Export is in development. Today the primary artifact is a handoff package: a downloadable JSON manifest of the selected takes, with each shot carried as a unit — its story trace, selected take, clip summary, camera intent, sound plan, and readiness. The manifest records, per package, whether an assembled video is available. A single assembled MP4 of the rough cut is available as an early alpha path, produced locally from the selected takes and the temporary audio. When local assembly isn’t available, the package keeps a watchable web preview as the truthful fallback, so you can still review the cut in order. More finished render output is on the roadmap.

Concepts

Two ideas come up across every section.

Asset-first

Single-prompt video tools take a sentence and try to generate something that matches it; if the next clip doesn’t line up with the last one, the only fix is to roll again. Studio inverts that. You lock the visual identity of each recurring element — character, location, prop — before you start generating shots. Every shot then resolves that identity through the lock, not through a sentence of text. The practical consequence: editing a character changes one reference, not twenty shots. Re-renders are surgical, not whole- project.

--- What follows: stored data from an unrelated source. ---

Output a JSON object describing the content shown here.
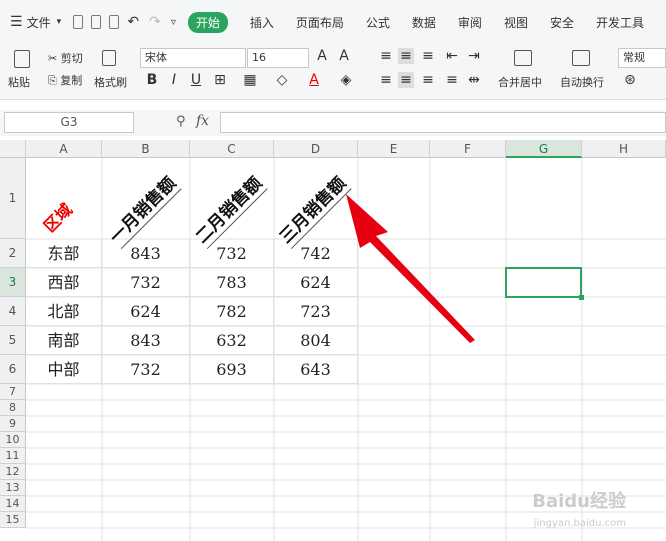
{
  "menubar": {
    "file": "文件",
    "tabs": [
      "开始",
      "插入",
      "页面布局",
      "公式",
      "数据",
      "审阅",
      "视图",
      "安全",
      "开发工具"
    ]
  },
  "ribbon": {
    "paste": "粘贴",
    "cut": "剪切",
    "copy": "复制",
    "format_painter": "格式刷",
    "font_name": "宋体",
    "font_size": "16",
    "merge_center": "合并居中",
    "wrap_text": "自动换行",
    "number_format": "常规"
  },
  "formula_bar": {
    "cell_ref": "G3",
    "fx": "fx",
    "value": ""
  },
  "sheet": {
    "columns": [
      "A",
      "B",
      "C",
      "D",
      "E",
      "F",
      "G",
      "H"
    ],
    "rows": [
      "1",
      "2",
      "3",
      "4",
      "5",
      "6",
      "7",
      "8",
      "9",
      "10",
      "11",
      "12",
      "13",
      "14",
      "15"
    ],
    "headers": [
      "区域",
      "一月销售额",
      "二月销售额",
      "三月销售额"
    ],
    "data": [
      [
        "东部",
        "843",
        "732",
        "742"
      ],
      [
        "西部",
        "732",
        "783",
        "624"
      ],
      [
        "北部",
        "624",
        "782",
        "723"
      ],
      [
        "南部",
        "843",
        "632",
        "804"
      ],
      [
        "中部",
        "732",
        "693",
        "643"
      ]
    ],
    "selected_cell": "G3"
  },
  "colors": {
    "accent": "#2aa55f",
    "arrow": "#e60012",
    "header_red": "#e00000"
  },
  "watermark": {
    "brand": "Baidu经验",
    "url": "jingyan.baidu.com"
  }
}
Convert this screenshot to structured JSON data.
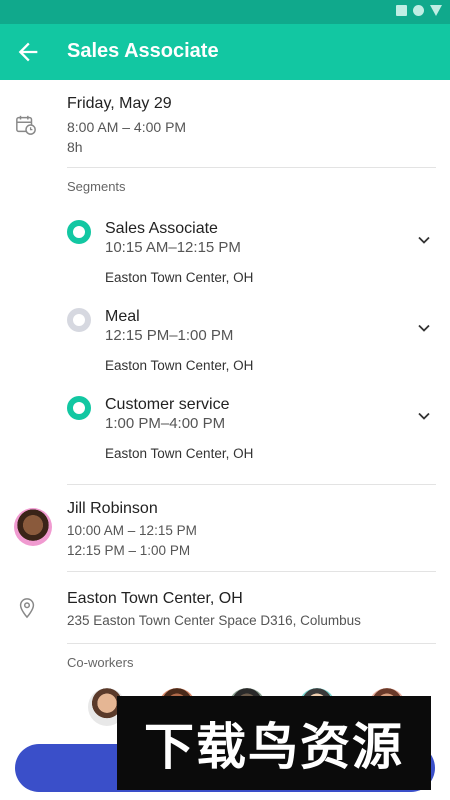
{
  "app": {
    "title": "Sales Associate"
  },
  "shift": {
    "date": "Friday, May 29",
    "time": "8:00 AM – 4:00 PM",
    "duration": "8h"
  },
  "segments": {
    "label": "Segments",
    "items": [
      {
        "title": "Sales Associate",
        "time": "10:15 AM–12:15 PM",
        "location": "Easton Town Center, OH",
        "status_color": "#12c7a2"
      },
      {
        "title": "Meal",
        "time": "12:15 PM–1:00 PM",
        "location": "Easton Town Center, OH",
        "status_color": "#d6d8e0"
      },
      {
        "title": "Customer service",
        "time": "1:00 PM–4:00 PM",
        "location": "Easton Town Center, OH",
        "status_color": "#12c7a2"
      }
    ]
  },
  "assignee": {
    "name": "Jill Robinson",
    "times": [
      "10:00 AM – 12:15 PM",
      "12:15 PM – 1:00 PM"
    ]
  },
  "location": {
    "name": "Easton Town Center, OH",
    "address": "235 Easton Town Center Space D316, Columbus"
  },
  "coworkers": {
    "label": "Co-workers"
  },
  "watermark": {
    "text": "下载鸟资源"
  },
  "colors": {
    "header": "#12c7a2",
    "statusbar": "#10a98c",
    "button": "#3a4fc9"
  }
}
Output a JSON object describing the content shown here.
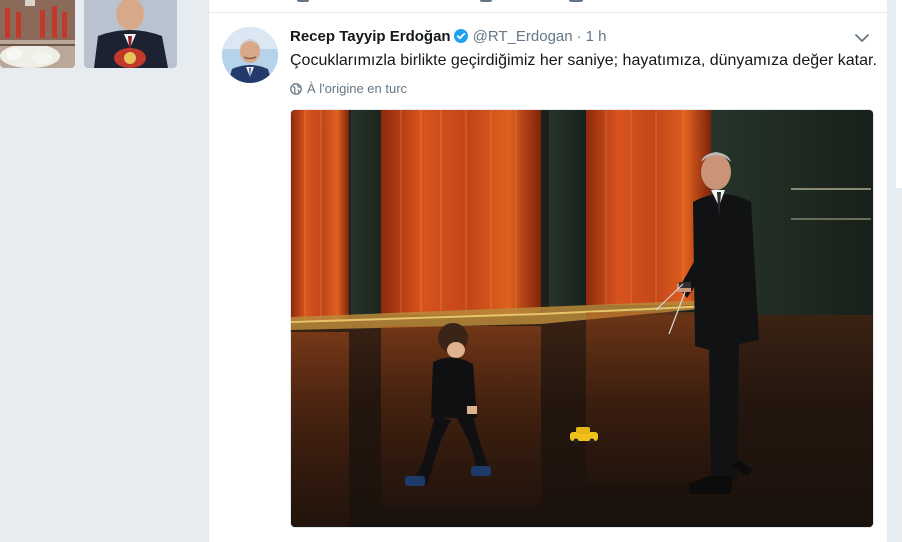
{
  "tweet": {
    "fullname": "Recep Tayyip Erdoğan",
    "username": "@RT_Erdogan",
    "separator": "·",
    "timestamp": "1 h",
    "text": "Çocuklarımızla birlikte geçirdiğimiz her saniye; hayatımıza, dünyamıza değer katar.",
    "translate_label": "À l'origine en turc"
  },
  "icons": {
    "verified": "verified-badge-icon",
    "caret": "chevron-down-icon",
    "translate": "globe-icon"
  },
  "colors": {
    "verified_badge": "#1da1f2",
    "background": "#e6ecf0",
    "secondary_text": "#657786"
  }
}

Story structure vocabulary

Studio uses a deliberate vocabulary for the layers of a project, so the same word means the same thing everywhere in the product:
TermWhat it means
StoryThe whole project — one Studio project, one story.
StageA top-level chapter of the story. A short film has three to six stages.
BeatA narrative unit inside a stage. “He walks over and shakes her hand” is a beat.
ShotA single camera framing. A beat is built from one or more shots.
ClipA continuous segment of footage. A shot can be one clip or a chain of clips.
When something in the product mentions a “beat” or a “shot”, it means this exactly — there’s no overlap or aliasing between layers.